The machine was used in more than 100 facilities, according to Mr. Engelberger’s daughter. The company was sold to Cardinal Health before her father’s retirement at 75.

His ultimate goal, he told interviewers, was to create a robot that would act as a servant for the elderly or the disabled, providing services such as fetching, cleaning, cooking and calling for assistance in the event of an emergency.

While deeply convinced of robots’ utility throughout society, Mr. Engelberger did not support their use for military purposes.

“Today what disturbs me is that the military is very busy now trying to build robots for combat,” he told the publication Manufacturing Engineering in 2006. “Not just robots in the air and underwater, but robots that are anthropomorphic, that would go into a building with enemy in it and attack them. . . . And if you believe that we’ll be the only country with them, you’re wrong.”

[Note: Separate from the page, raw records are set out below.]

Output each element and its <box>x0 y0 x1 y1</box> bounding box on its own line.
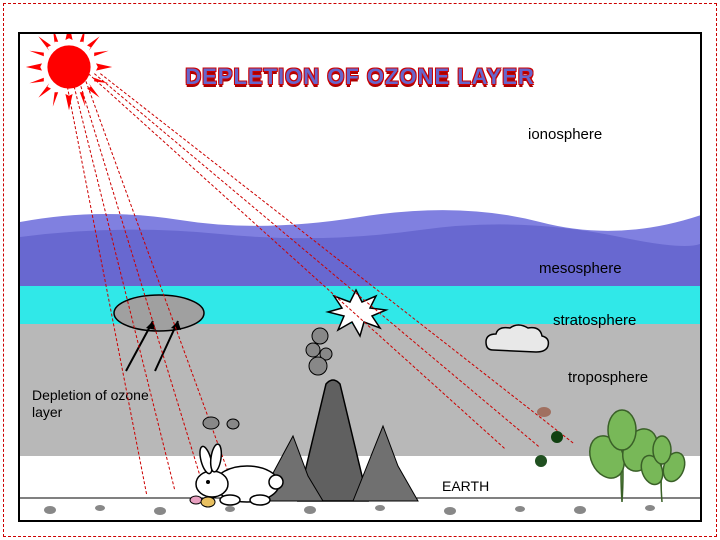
troposphere-label: troposphere <box>568 369 648 386</box>
plant-icon <box>582 402 692 506</box>
stratosphere-label: stratosphere <box>553 312 636 329</box>
sun-icon <box>24 32 114 112</box>
cloud-right <box>478 322 556 360</box>
rabbit-icon <box>182 442 292 508</box>
mesosphere-label: mesosphere <box>539 260 622 277</box>
rock-icon <box>226 418 240 430</box>
dot-icon <box>534 454 548 468</box>
diagram-frame: DEPLETION OF OZONE LAYER ionosphere meso… <box>18 32 702 522</box>
ionosphere-label: ionosphere <box>528 126 602 143</box>
dot-icon <box>536 406 552 418</box>
depletion-arrow-2 <box>150 316 190 376</box>
rock-icon <box>202 416 220 430</box>
diagram-title: DEPLETION OF OZONE LAYER <box>185 64 535 90</box>
earth-label: EARTH <box>442 478 489 494</box>
dot-icon <box>550 430 564 444</box>
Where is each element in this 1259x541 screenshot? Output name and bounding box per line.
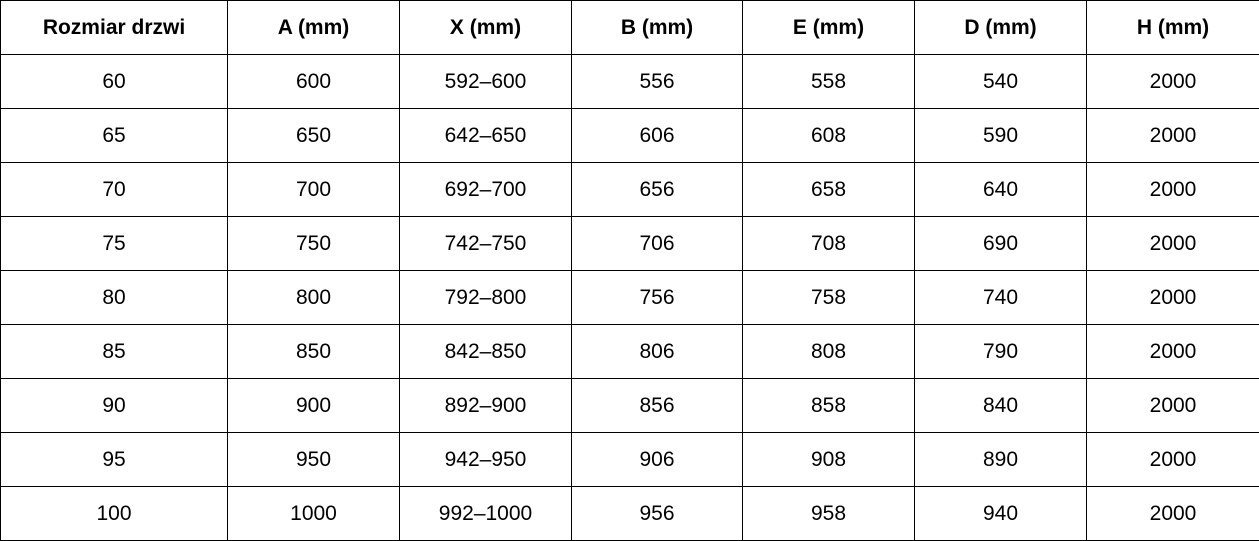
- table-cell: 606: [571, 108, 743, 163]
- table-cell: 2000: [1086, 432, 1259, 487]
- table-cell: 840: [914, 378, 1087, 433]
- table-cell: 2000: [1086, 216, 1259, 271]
- table-cell: 890: [914, 432, 1087, 487]
- table-cell: 640: [914, 162, 1087, 217]
- column-header: A (mm): [227, 0, 400, 55]
- column-header: X (mm): [399, 0, 572, 55]
- table-cell: 706: [571, 216, 743, 271]
- table-cell: 756: [571, 270, 743, 325]
- table-cell: 2000: [1086, 270, 1259, 325]
- table-cell: 592–600: [399, 54, 572, 109]
- table-cell: 892–900: [399, 378, 572, 433]
- table-cell: 2000: [1086, 324, 1259, 379]
- table-cell: 858: [742, 378, 915, 433]
- table-cell: 850: [227, 324, 400, 379]
- table-cell: 642–650: [399, 108, 572, 163]
- table-cell: 758: [742, 270, 915, 325]
- table-cell: 90: [0, 378, 228, 433]
- table-cell: 1000: [227, 486, 400, 541]
- table-cell: 690: [914, 216, 1087, 271]
- table-cell: 906: [571, 432, 743, 487]
- table-cell: 2000: [1086, 108, 1259, 163]
- table-cell: 556: [571, 54, 743, 109]
- table-cell: 908: [742, 432, 915, 487]
- table-row: 100 1000 992–1000 956 958 940 2000: [0, 486, 1259, 541]
- table-cell: 942–950: [399, 432, 572, 487]
- table-cell: 806: [571, 324, 743, 379]
- column-header: B (mm): [571, 0, 743, 55]
- table-cell: 950: [227, 432, 400, 487]
- table-cell: 650: [227, 108, 400, 163]
- table-cell: 956: [571, 486, 743, 541]
- table-cell: 60: [0, 54, 228, 109]
- table-cell: 2000: [1086, 162, 1259, 217]
- table-cell: 900: [227, 378, 400, 433]
- table-cell: 608: [742, 108, 915, 163]
- table-row: 90 900 892–900 856 858 840 2000: [0, 378, 1259, 433]
- table-row: 65 650 642–650 606 608 590 2000: [0, 108, 1259, 163]
- table-row: 95 950 942–950 906 908 890 2000: [0, 432, 1259, 487]
- table-cell: 992–1000: [399, 486, 572, 541]
- table-cell: 856: [571, 378, 743, 433]
- table-cell: 808: [742, 324, 915, 379]
- column-header: D (mm): [914, 0, 1087, 55]
- table-cell: 75: [0, 216, 228, 271]
- table-cell: 85: [0, 324, 228, 379]
- table-row: 85 850 842–850 806 808 790 2000: [0, 324, 1259, 379]
- table-cell: 558: [742, 54, 915, 109]
- table-cell: 750: [227, 216, 400, 271]
- table-cell: 600: [227, 54, 400, 109]
- table-cell: 740: [914, 270, 1087, 325]
- table-row: 75 750 742–750 706 708 690 2000: [0, 216, 1259, 271]
- table-cell: 2000: [1086, 486, 1259, 541]
- table-cell: 742–750: [399, 216, 572, 271]
- table-cell: 65: [0, 108, 228, 163]
- table-row: 80 800 792–800 756 758 740 2000: [0, 270, 1259, 325]
- table-cell: 95: [0, 432, 228, 487]
- table-row: 60 600 592–600 556 558 540 2000: [0, 54, 1259, 109]
- table-cell: 658: [742, 162, 915, 217]
- column-header: H (mm): [1086, 0, 1259, 55]
- table-cell: 540: [914, 54, 1087, 109]
- table-cell: 842–850: [399, 324, 572, 379]
- table-cell: 100: [0, 486, 228, 541]
- column-header: Rozmiar drzwi: [0, 0, 228, 55]
- table-cell: 692–700: [399, 162, 572, 217]
- table-cell: 70: [0, 162, 228, 217]
- table-cell: 2000: [1086, 54, 1259, 109]
- table-cell: 708: [742, 216, 915, 271]
- column-header: E (mm): [742, 0, 915, 55]
- table-row: 70 700 692–700 656 658 640 2000: [0, 162, 1259, 217]
- table-cell: 940: [914, 486, 1087, 541]
- table-cell: 800: [227, 270, 400, 325]
- table-cell: 792–800: [399, 270, 572, 325]
- table-cell: 80: [0, 270, 228, 325]
- table-cell: 656: [571, 162, 743, 217]
- table-body: 60 600 592–600 556 558 540 2000 65 650 642–650 606…: [0, 54, 1259, 541]
- table-header-row: Rozmiar drzwi A (mm) X (mm) B (mm) E (mm) D (…: [0, 0, 1259, 55]
- table-cell: 700: [227, 162, 400, 217]
- table-cell: 2000: [1086, 378, 1259, 433]
- table-cell: 958: [742, 486, 915, 541]
- table-cell: 590: [914, 108, 1087, 163]
- table-cell: 790: [914, 324, 1087, 379]
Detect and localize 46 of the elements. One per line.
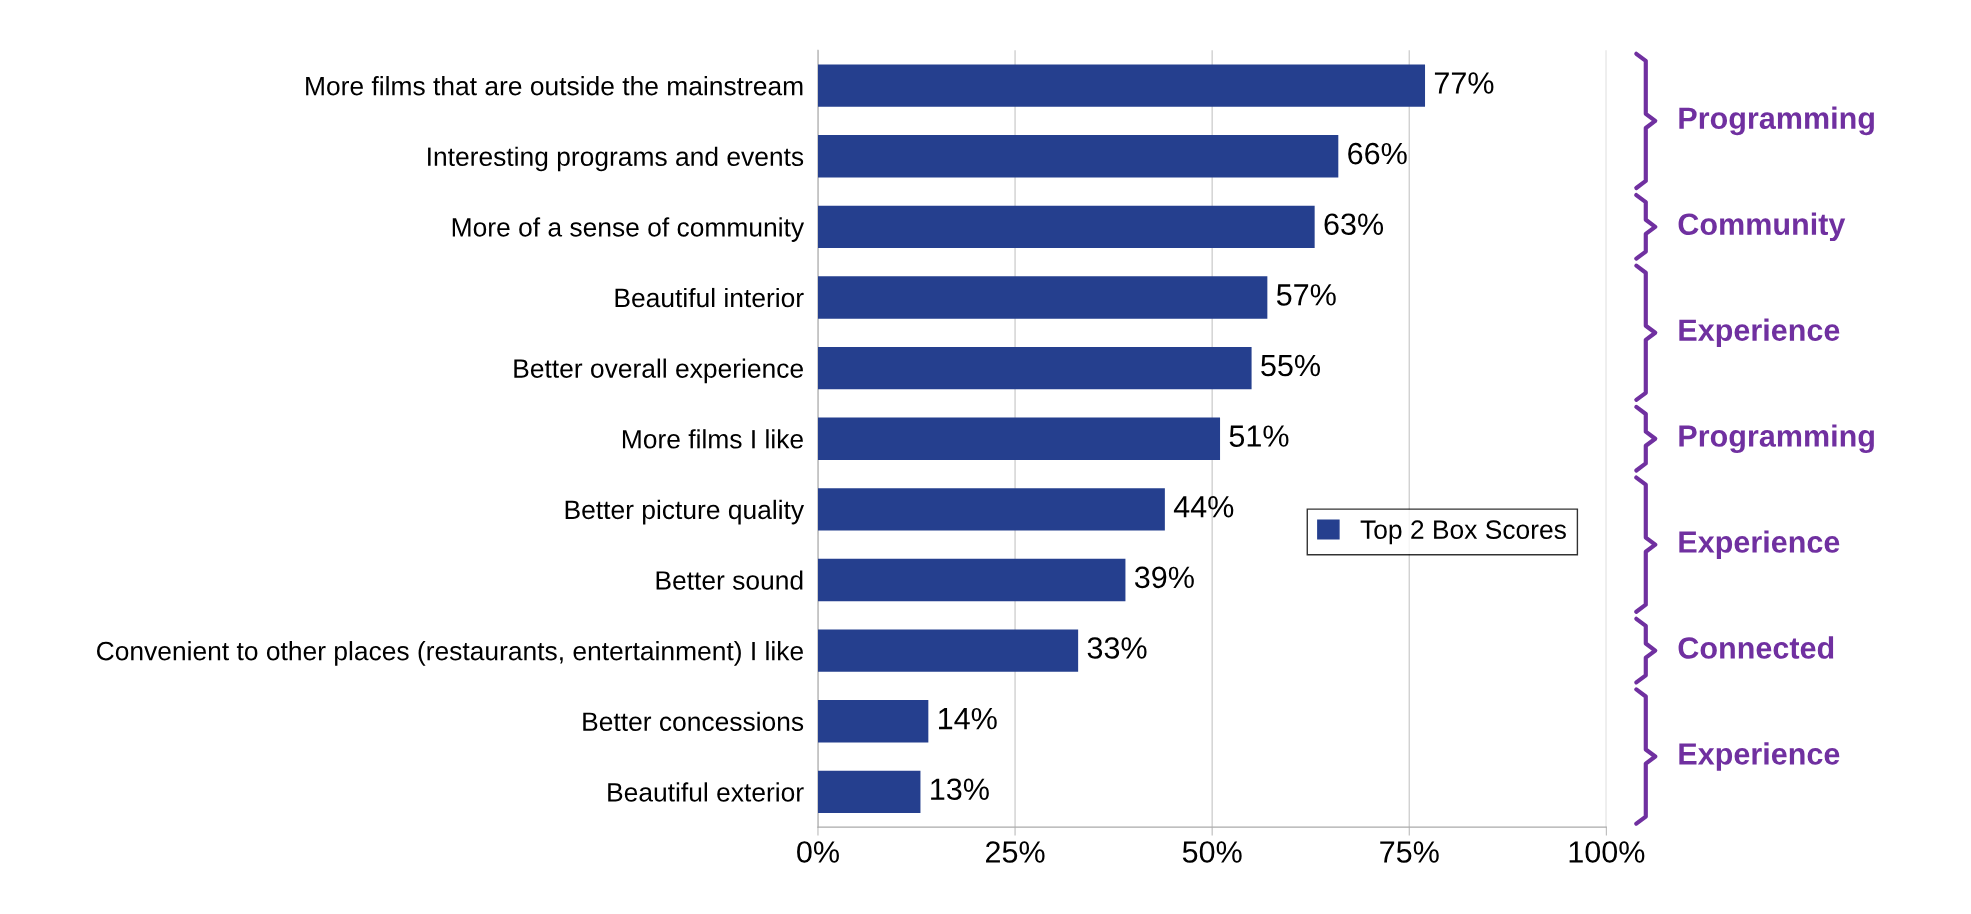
bar bbox=[817, 488, 1165, 531]
data-label: 44% bbox=[1173, 496, 1234, 518]
bar bbox=[817, 700, 929, 743]
data-label: 66% bbox=[1348, 142, 1407, 165]
y-tick-label: Convenient to other places (restaurants, entertainment) I like bbox=[97, 641, 803, 666]
data-label: 63% bbox=[1324, 213, 1384, 236]
bar bbox=[817, 417, 1221, 460]
text: Connected bbox=[1678, 636, 1834, 659]
data-label: 13% bbox=[931, 778, 989, 801]
bar bbox=[817, 558, 1126, 602]
data-label: 14% bbox=[939, 707, 997, 730]
y-tick-label: Better overall experience bbox=[514, 358, 803, 384]
y-tick-label: Beautiful interior bbox=[615, 287, 804, 308]
bar bbox=[817, 205, 1315, 249]
x-tick-label: 100% bbox=[1569, 841, 1645, 863]
x-tick-label: 25% bbox=[986, 841, 1045, 863]
x-tick-label: 0% bbox=[797, 841, 839, 863]
bar bbox=[817, 629, 1079, 672]
text: Experience bbox=[1679, 530, 1840, 559]
y-tick-label: More of a sense of community bbox=[452, 217, 805, 242]
bar bbox=[817, 135, 1339, 178]
text: Community bbox=[1678, 212, 1846, 242]
text: Programming bbox=[1679, 424, 1874, 454]
data-label: 77% bbox=[1434, 72, 1494, 94]
y-tick-label: More films that are outside the mainstream bbox=[306, 76, 803, 96]
data-label: 51% bbox=[1229, 425, 1289, 447]
bar bbox=[817, 770, 921, 814]
data-label: 57% bbox=[1276, 284, 1336, 306]
text: Programming bbox=[1679, 106, 1874, 136]
text: Experience bbox=[1679, 318, 1840, 348]
y-tick-label: Better sound bbox=[656, 570, 803, 590]
bar bbox=[817, 64, 1426, 107]
y-tick-label: More films I like bbox=[622, 429, 803, 449]
y-tick-label: Interesting programs and events bbox=[428, 146, 804, 172]
y-tick-label: Beautiful exterior bbox=[608, 782, 804, 802]
bar bbox=[817, 346, 1252, 390]
data-label: 33% bbox=[1087, 637, 1147, 659]
text: Experience bbox=[1679, 742, 1840, 771]
legend-label: Top 2 Box Scores bbox=[1360, 520, 1566, 545]
x-tick-label: 50% bbox=[1182, 841, 1242, 863]
y-tick-label: Better concessions bbox=[583, 711, 804, 732]
data-label: 39% bbox=[1134, 566, 1194, 589]
bar bbox=[817, 276, 1268, 319]
x-tick-label: 75% bbox=[1380, 841, 1439, 863]
data-label: 55% bbox=[1261, 354, 1320, 377]
y-tick-label: Better picture quality bbox=[565, 499, 805, 525]
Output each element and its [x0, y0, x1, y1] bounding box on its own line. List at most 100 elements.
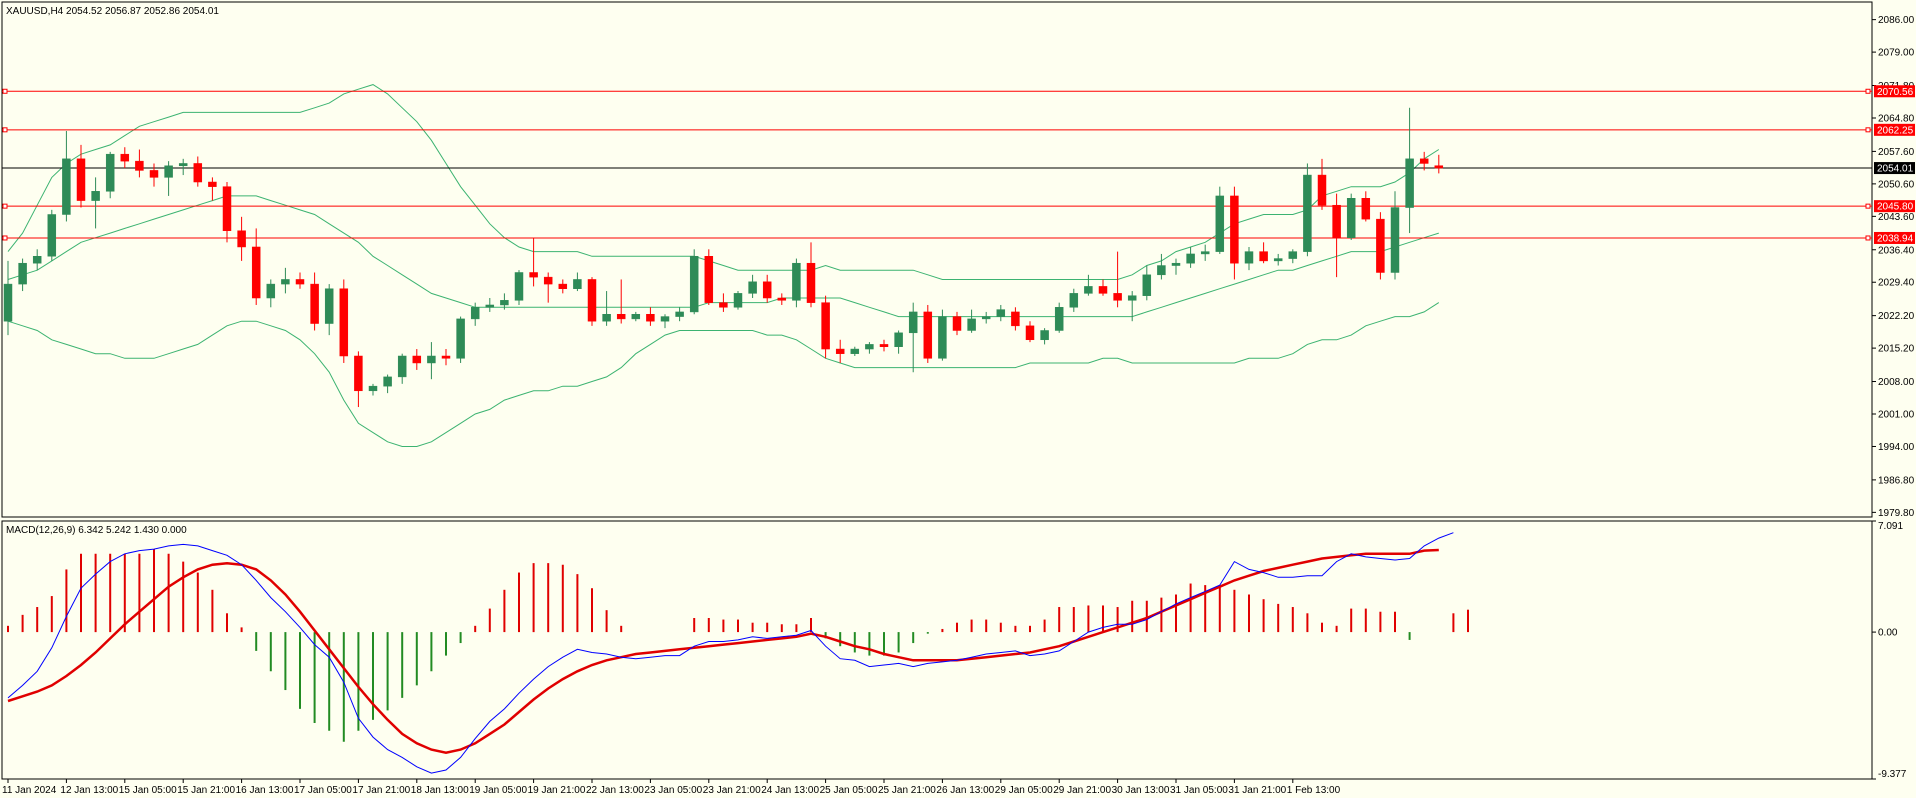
- level-price-label: 2045.80: [1877, 202, 1914, 213]
- price-tick-label: 2022.20: [1878, 311, 1915, 322]
- price-tick-label: 1979.80: [1878, 508, 1915, 519]
- candle: [558, 279, 568, 294]
- candle: [178, 158, 188, 176]
- candle: [1288, 249, 1298, 264]
- macd-pane-border: [1, 520, 1873, 780]
- bull-candle-body: [368, 385, 378, 392]
- candlesticks: [3, 107, 1444, 408]
- candle: [967, 309, 976, 333]
- horizontal-levels[interactable]: [2, 88, 1872, 241]
- time-tick-label: 19 Jan 05:00: [469, 785, 527, 796]
- candle: [91, 177, 100, 229]
- bull-candle-body: [602, 313, 611, 322]
- candle: [1054, 302, 1064, 333]
- bull-candle-body: [908, 311, 918, 334]
- time-tick-label: 25 Jan 05:00: [820, 785, 878, 796]
- level-handle[interactable]: [1865, 127, 1871, 133]
- bull-candle-body: [981, 316, 991, 320]
- time-tick-label: 26 Jan 13:00: [936, 785, 994, 796]
- level-handle[interactable]: [1865, 88, 1871, 94]
- level-handle[interactable]: [2, 203, 8, 209]
- price-tick-label: 2086.00: [1878, 15, 1915, 26]
- candle: [1303, 163, 1312, 257]
- macd-main-line: [7, 532, 1454, 774]
- bull-candle-body: [675, 311, 684, 317]
- candle: [1405, 107, 1414, 234]
- bear-candle-body: [646, 313, 655, 322]
- price-tick-label: 2008.00: [1878, 377, 1915, 388]
- bear-candle-body: [339, 288, 349, 357]
- bear-candle-body: [952, 316, 962, 331]
- candle: [32, 249, 42, 271]
- macd-lines: [7, 532, 1454, 774]
- time-tick-label: 11 Jan 2024: [2, 785, 57, 796]
- candle: [1346, 193, 1356, 241]
- current-price-label: 2054.01: [1877, 164, 1914, 175]
- bear-candle-body: [149, 170, 159, 178]
- candle: [1390, 191, 1400, 280]
- candle: [1157, 253, 1166, 280]
- bear-candle-body: [251, 246, 261, 299]
- time-tick-label: 15 Jan 05:00: [119, 785, 177, 796]
- level-handle[interactable]: [1865, 203, 1871, 209]
- candle: [412, 349, 422, 370]
- price-tick-label: 2001.00: [1878, 410, 1915, 421]
- bull-candle-body: [500, 300, 509, 306]
- bear-candle-body: [543, 276, 553, 285]
- bear-candle-body: [1361, 198, 1371, 220]
- level-handle[interactable]: [2, 88, 8, 94]
- bear-candle-body: [1434, 165, 1444, 169]
- chart-symbol-header: XAUUSD,H4 2054.52 2056.87 2052.86 2054.0…: [6, 6, 219, 17]
- candle: [529, 237, 538, 287]
- bear-candle-body: [835, 348, 845, 354]
- bull-candle-body: [1288, 251, 1298, 259]
- level-handle[interactable]: [2, 235, 8, 241]
- candle: [1171, 258, 1181, 275]
- candle: [76, 144, 86, 208]
- candle: [1098, 279, 1108, 296]
- candle: [427, 342, 436, 380]
- level-handle[interactable]: [1865, 235, 1871, 241]
- macd-axis: 7.091 0.00 -9.377: [1872, 520, 1907, 780]
- bear-candle-body: [354, 355, 363, 392]
- candle: [675, 307, 684, 322]
- price-pane[interactable]: 2086.002079.002071.802064.802057.602050.…: [1, 1, 1915, 519]
- candle: [1127, 291, 1137, 322]
- bear-candle-body: [412, 355, 422, 364]
- time-tick-label: 23 Jan 21:00: [703, 785, 761, 796]
- time-tick-label: 22 Jan 13:00: [586, 785, 644, 796]
- candle: [602, 291, 611, 326]
- candle: [105, 151, 115, 199]
- price-tick-label: 2057.60: [1878, 147, 1915, 158]
- candle: [850, 346, 860, 357]
- time-tick-label: 12 Jan 13:00: [60, 785, 118, 796]
- time-tick-label: 31 Jan 21:00: [1228, 785, 1286, 796]
- bull-candle-body: [3, 283, 13, 322]
- price-tick-label: 2015.20: [1878, 344, 1915, 355]
- bear-candle-body: [923, 311, 933, 359]
- bull-candle-body: [689, 256, 699, 313]
- candle: [470, 302, 480, 326]
- candle: [908, 302, 918, 373]
- candle: [646, 307, 655, 326]
- macd-pane[interactable]: 7.091 0.00 -9.377 MACD(12,26,9) 6.342 5.24…: [1, 520, 1907, 780]
- level-handle[interactable]: [2, 127, 8, 133]
- candle: [3, 260, 13, 336]
- candle: [1419, 151, 1429, 171]
- price-tick-label: 2036.40: [1878, 245, 1915, 256]
- level-price-label: 2070.56: [1877, 87, 1914, 98]
- bull-candle-body: [1244, 251, 1254, 264]
- bear-candle-body: [310, 283, 319, 324]
- candle: [266, 279, 276, 308]
- candle: [383, 374, 392, 394]
- bear-candle-body: [587, 279, 597, 322]
- bull-candle-body: [164, 165, 173, 178]
- candle: [1142, 265, 1152, 301]
- bull-candle-body: [427, 355, 436, 364]
- bull-candle-body: [748, 281, 757, 294]
- candle: [733, 291, 743, 310]
- price-tick-label: 2079.00: [1878, 48, 1915, 59]
- candle: [208, 177, 217, 201]
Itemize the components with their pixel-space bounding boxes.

Joseph Frederick Engelberger was born in Brooklyn, N.Y., on July 26, 1925. His father, a cellist, and his mother, a homemaker, were immigrants from Germany.

After Navy service during World War II, Mr. Engelberger received a bachelor’s degree in physics in 1946 and a master’s degree in electrical engineering in 1949, both from Columbia University. He said he became interested in his future career after reading the short stories of Isaac Asimov collected in “I, Robot,” the 1950 science-fiction volume.

Mr. Engelberger's books included "Robotics in Practice" (1980) and "Robotics in Service" (1989). He belonged to the National Academy of Engineering and received honors including the Japan Prize, a prestigious award given annually for advancements in science and technology.

His wife of more than 50 years, the former Marge Thomas, died in 2007. Survivors include two children, Gay Engelberger and Jeff Engelberger, both of Newtown; and a grandson. Devol died in 2011.

“When you’re a roboticist, you end up having an awful lot of respect for what God created,” Mr. Engelberger told the Business Times of Singapore in 1995, reflecting on the complexity of the human arm, which Unimation had sought to re-create in a robotic one.

“From my elbow to my hand, there are 36 different articulations I can mentally control. It’s very difficult to duplicate that.”

He said that he did not share the fear, felt by some science-fiction buffs, that robots might one day overtake the world.

“You know, it’s possible that evolution has bogged down, and the next big evolutionary step will be robotics. I know we’re doing [a] heck of a lot to abuse the world we live in. Maybe we’ll become obsolete!”

He continued, “But not in my time. Not in your time, either!”